Noha Sylvestre

Personal information
- Full name: Noha Sylvestre
- Date of birth: 29 December 1997 (age 27)
- Place of birth: Basel, Switzerland
- Height: 1.74 m (5 ft 8+1⁄2 in)
- Position(s): Midfielder

Team information
- Current team: SR Delémont
- Number: 21

Youth career
- FC Bure
- US Boncourt
- Concordia Basel
- 2013–2016: West Ham United

Senior career*
- Years: Team / Apps / (Gls)
- 2016–2019: West Ham United / 0 / (0)
- 2019–2020: Neuchâtel Xamax / 3 / (0)
- 2020: → Biel-Bienne (loan) / 0 / (0)
- 2020–2021: Chaux-de-Fonds / 5 / (3)
- 2021–: SR Delémont / 36 / (2)

International career
- 2015: Switzerland U18 / 4 / (0)

= Noha Sylvestre =

Swiss footballer (born 1997)

Noha Sylvestre (born 29 December 1997) is a Swiss international footballer who plays for SR Delémont as a midfielder.

==Club career==
Sylvestre began his career playing youth football in his native Switzerland for FC Bure, US Boncourt and FC Concordia Basel, before joining West Ham United in 2014. In May 2016, Sylvestre signed his first professional contract with West Ham.

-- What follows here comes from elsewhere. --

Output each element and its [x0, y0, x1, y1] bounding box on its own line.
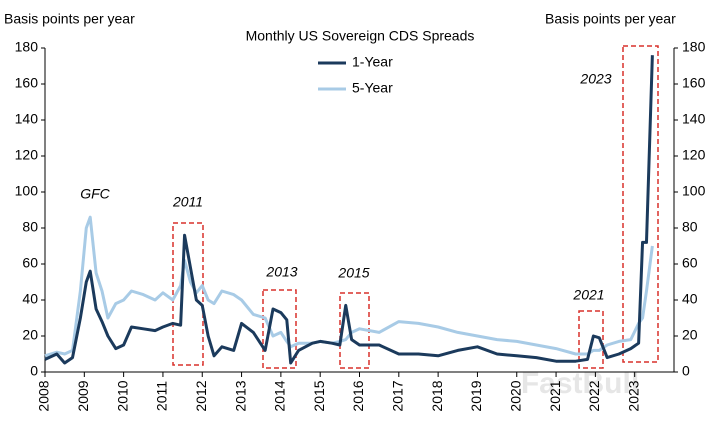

On 25 June 2019, following his release from West Ham, Sylvestre signed for Neuchâtel Xamax on a two-year contract. In February 2020, Sylvestre was loaned to fourth tier Swiss side FC Biel-Bienne.

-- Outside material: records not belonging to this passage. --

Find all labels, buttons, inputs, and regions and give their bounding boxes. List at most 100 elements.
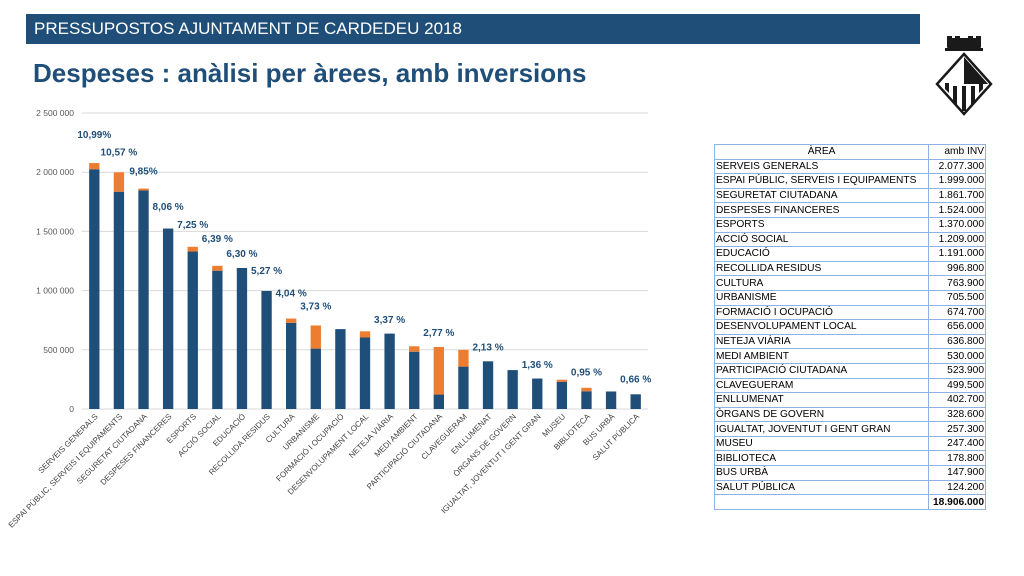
table-row: ESPAI PÚBLIC, SERVEIS I EQUIPAMENTS 1.999…	[713, 173, 986, 189]
table-row: PARTICIPACIÓ CIUTADANA 523.900	[713, 362, 986, 379]
bar-investment	[458, 349, 469, 367]
table-row: ÒRGANS DE GOVERN 328.600	[713, 406, 986, 423]
data-label: 3,37 %	[374, 315, 405, 326]
table-cell-amount: 247.400	[928, 435, 986, 452]
table-cell-amount: 1.999.000	[928, 173, 986, 189]
table-cell-area: EDUCACIÓ	[713, 246, 930, 262]
x-tick-label: ESPAI PÚBLIC, SERVEIS I EQUIPAMENTS	[7, 412, 125, 530]
table-cell-area: FORMACIÓ I OCUPACIÓ	[713, 304, 930, 321]
table-total-row: 18.906.000	[713, 494, 986, 510]
table-cell-area: ESPAI PÚBLIC, SERVEIS I EQUIPAMENTS	[713, 173, 930, 189]
table-row: CULTURA 763.900	[713, 275, 986, 291]
table-cell-area: ESPORTS	[713, 216, 930, 233]
data-label: 8,06 %	[153, 202, 184, 213]
table-header-area: ÀREA	[713, 144, 930, 160]
bar-base	[556, 381, 568, 409]
table-cell-amount: 1.524.000	[928, 202, 986, 218]
bar-investment	[113, 172, 125, 192]
table-row: BUS URBÀ 147.900	[713, 465, 986, 481]
bar-base	[236, 267, 248, 409]
table-row: URBANISME 705.500	[713, 289, 986, 306]
bar-investment	[187, 246, 198, 252]
page-title: Despeses : anàlisi per àrees, amb invers…	[33, 58, 587, 88]
bar-base	[138, 190, 149, 409]
data-label: 2,13 %	[472, 342, 503, 353]
bar-base	[532, 378, 543, 409]
table-row: FORMACIÓ I OCUPACIÓ 674.700	[713, 304, 986, 321]
table-cell-amount: 656.000	[928, 319, 986, 335]
table-cell-amount: 328.600	[928, 406, 986, 423]
data-label: 1,36 %	[522, 360, 553, 371]
table-cell-amount: 124.200	[928, 479, 986, 496]
table-cell-area: SEGURETAT CIUTADANA	[713, 187, 930, 204]
bar-base	[507, 370, 518, 409]
table-cell-amount: 499.500	[928, 377, 986, 394]
data-label: 6,39 %	[202, 234, 233, 245]
y-tick-label: 500 000	[43, 345, 74, 355]
bar-base	[335, 329, 346, 409]
table-row: ESPORTS 1.370.000	[713, 216, 986, 233]
bar-base	[458, 366, 469, 409]
bar-base	[384, 333, 395, 409]
table-cell-amount: 523.900	[928, 362, 986, 379]
table-row: DESPESES FINANCERES 1.524.000	[713, 202, 986, 218]
table-cell-amount: 705.500	[928, 289, 986, 306]
bar-investment	[556, 379, 568, 382]
data-label: 4,04 %	[276, 289, 307, 300]
data-label: 0,95 %	[571, 367, 602, 378]
table-cell-area: DESPESES FINANCERES	[713, 202, 930, 218]
bar-investment	[138, 188, 149, 191]
y-tick-label: 1 000 000	[36, 286, 74, 296]
table-cell-amount: 1.191.000	[928, 246, 986, 262]
table-row: MEDI AMBIENT 530.000	[713, 348, 986, 364]
table-cell-amount: 147.900	[928, 465, 986, 481]
x-tick-label: ACCIÓ SOCIAL	[176, 412, 223, 459]
bar-investment	[433, 346, 444, 395]
table-cell-area: MEDI AMBIENT	[713, 348, 930, 364]
table-row: DESENVOLUPAMENT LOCAL 656.000	[713, 319, 986, 335]
table-cell-amount: 2.077.300	[928, 158, 986, 175]
bar-base	[286, 322, 297, 409]
table-cell-area: BIBLIOTECA	[713, 450, 930, 467]
data-label: 7,25 %	[177, 220, 208, 231]
table-cell-area: RECOLLIDA RESIDUS	[713, 260, 930, 277]
bar-investment	[409, 346, 420, 352]
expenses-table: ÀREA amb INV SERVEIS GENERALS 2.077.300 ES…	[713, 144, 986, 510]
expenses-bar-chart: 0 500 000 1 000 000 1 500 000 2 000 000 2 500…	[7, 108, 652, 530]
bar-investment	[359, 331, 371, 338]
bar-base	[113, 191, 125, 409]
table-total-label	[713, 494, 930, 510]
table-row: RECOLLIDA RESIDUS 996.800	[713, 260, 986, 277]
table-cell-amount: 1.861.700	[928, 187, 986, 204]
bar-base	[261, 290, 272, 409]
table-row: SEGURETAT CIUTADANA 1.861.700	[713, 187, 986, 204]
y-tick-label: 2 000 000	[36, 167, 74, 177]
table-cell-amount: 1.209.000	[928, 231, 986, 248]
table-row: CLAVEGUERAM 499.500	[713, 377, 986, 394]
bar-investment	[89, 163, 100, 170]
table-cell-area: CULTURA	[713, 275, 930, 291]
x-tick-label: MEDI AMBIENT	[373, 412, 420, 459]
table-cell-area: ENLLUMENAT	[713, 392, 930, 408]
bar-base	[482, 361, 494, 409]
table-total-amount: 18.906.000	[928, 494, 986, 510]
table-cell-amount: 636.800	[928, 333, 986, 350]
x-tick-label: SALUT PÚBLICA	[591, 412, 642, 463]
bar-investment	[581, 387, 592, 392]
table-row: IGUALTAT, JOVENTUT I GENT GRAN 257.300	[713, 421, 986, 437]
table-cell-amount: 257.300	[928, 421, 986, 437]
bar-investment	[286, 318, 297, 323]
table-cell-amount: 178.800	[928, 450, 986, 467]
bar-base	[605, 391, 617, 409]
bar-base	[162, 228, 174, 409]
data-label: 6,30 %	[226, 249, 257, 260]
table-cell-area: BUS URBÀ	[713, 465, 930, 481]
data-label: 10,57 %	[101, 148, 138, 159]
table-row: ACCIÓ SOCIAL 1.209.000	[713, 231, 986, 248]
table-cell-area: PARTICIPACIÓ CIUTADANA	[713, 362, 930, 379]
table-cell-area: DESENVOLUPAMENT LOCAL	[713, 319, 930, 335]
data-label: 10,99%	[77, 130, 111, 141]
table-cell-area: URBANISME	[713, 289, 930, 306]
data-label: 0,66 %	[620, 374, 651, 385]
table-cell-amount: 763.900	[928, 275, 986, 291]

On 1 September 2020, Sylvestre moved to FC La Chaux-de-Fonds on a one-year deal.

==International career==
In March 2015, Sylvestre was called up for Switzerland U18 for a double header against their English counterparts.

==Personal life==
Sylvestre's father, Patrick, gained 11 caps for Switzerland during his career.